Chico Buarque é um dos mais conhecidos cantores e compositores brasileiros. Sua obra musical é respeitadíssima, sua produção teatral sempre teve um espaço razoável e mesmo sua figura pública tem um destaque interessante no Brasil. Já sua literatura atingiu seus melhores níveis no século 21. Já resenhei aqui Budapeste, ótimo romance do mesmo autor. Leite Derramado é de 6 anos depois, tendo sido lançado em 2009.

A obra tem cerca de 200 páginas e uma edição espaçada, com poucas linhas por página. Por conta disso, é leitura que se conclui em algumas horas. A escrita de Chico facilita a passagem pelas suas páginas, que fluem enquanto o leitor se aprofunda no mundo do seu protagonista.
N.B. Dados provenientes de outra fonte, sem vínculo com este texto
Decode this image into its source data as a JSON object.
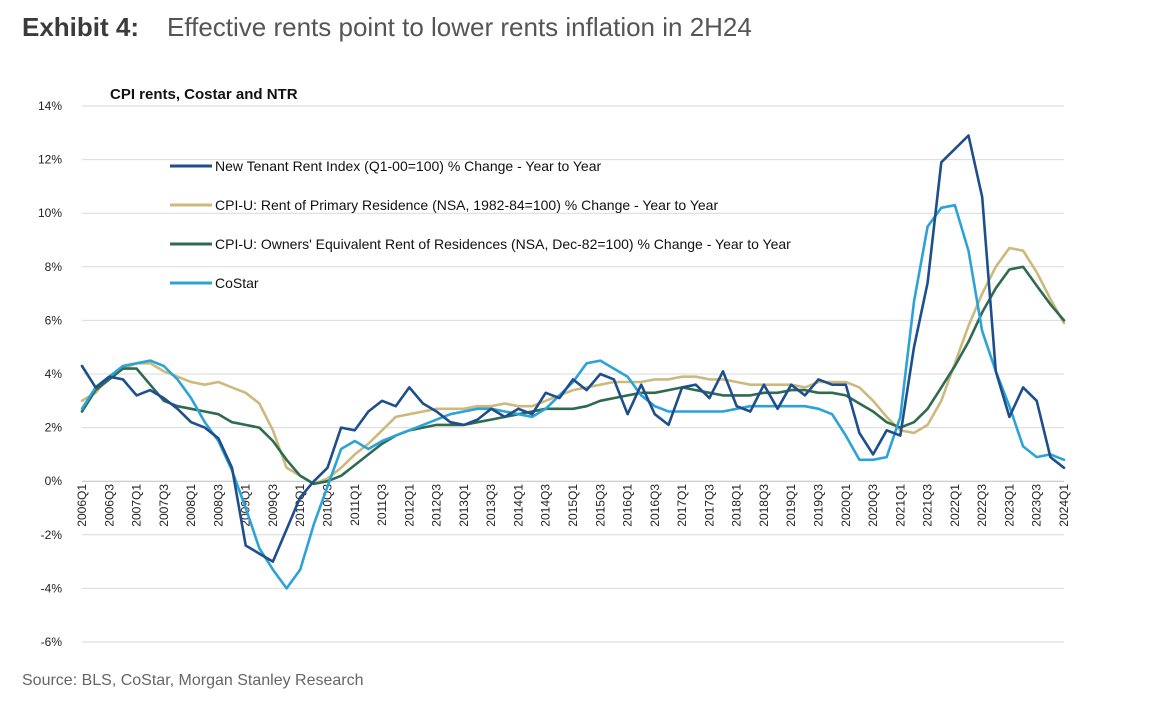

Leite Derramado trata da trajetória de uma antiga família rica do Rio de Janeiro, contada por um senhor à beira da morte que viveu o(s) auge(s) e a(s) derrocada(s) dessa fictícia dinastia. Como tantas outras histórias conhecidas, a família se aproveita das facilidades e das benesses de um Brasil antigo: ainda mais brutalmente desigual, baseado em racismo, escravidão, favores, governos corruptos e de elite. Com essas benesses, cresce e se torna uma família rica; e dá origem a filhos e filhas que tratam de destruir essa riqueza.

É muito interessante ver a evolução da família Assumpção como uma história do Brasil. A linha do tempo da obra vem desde os tempos da escravidão até os dias de hoje, mostrando assim como a dinâmica dos favores, da desigualdade e da elite mudou muito ao longo dos anos. O abismo por vezes se retrai, por vezes abre novamente a distância, enquanto a família navega por tudo isso.

O grande diferencial do livro de Chico Buarque, no entanto, é sua forma narrativa. O autor replica com muita habilidade a fala de um idoso à beira da morte, que não mais considera uma linha do tempo clara, que se confunde quanto aos fatos, que repete histórias já contadas mudando pontos e que só esclarece alguns dos assuntos mais espinhosos ao final da obra (ainda assim, com alguma nebulosidade). Isso é o que faz a leitura tão interessante e não apenas mais uma novela de época. Aliás, Leite Derramado me passou a impressão de uma ótima candidata a roteiro de novela. Mas talvez a mudança de formato quebrasse a graça da obra, ao tirar características marcantes como a ausência de sequência temporal, por exemplo.

Chico nos brinda com mais uma bela obra de arte em Leite Derramado. Não sei bem se prefiro este livro a Budapeste, já que são propostas diferentes; considero os dois como tentativas interessantes de narrar uma história a princípio simples com um formato que traga inovações pequenas porém marcantes. E nos dois casos, a execução não decepciona. Se gostou de um, leia outro. Se não leu nenhum, faça isso!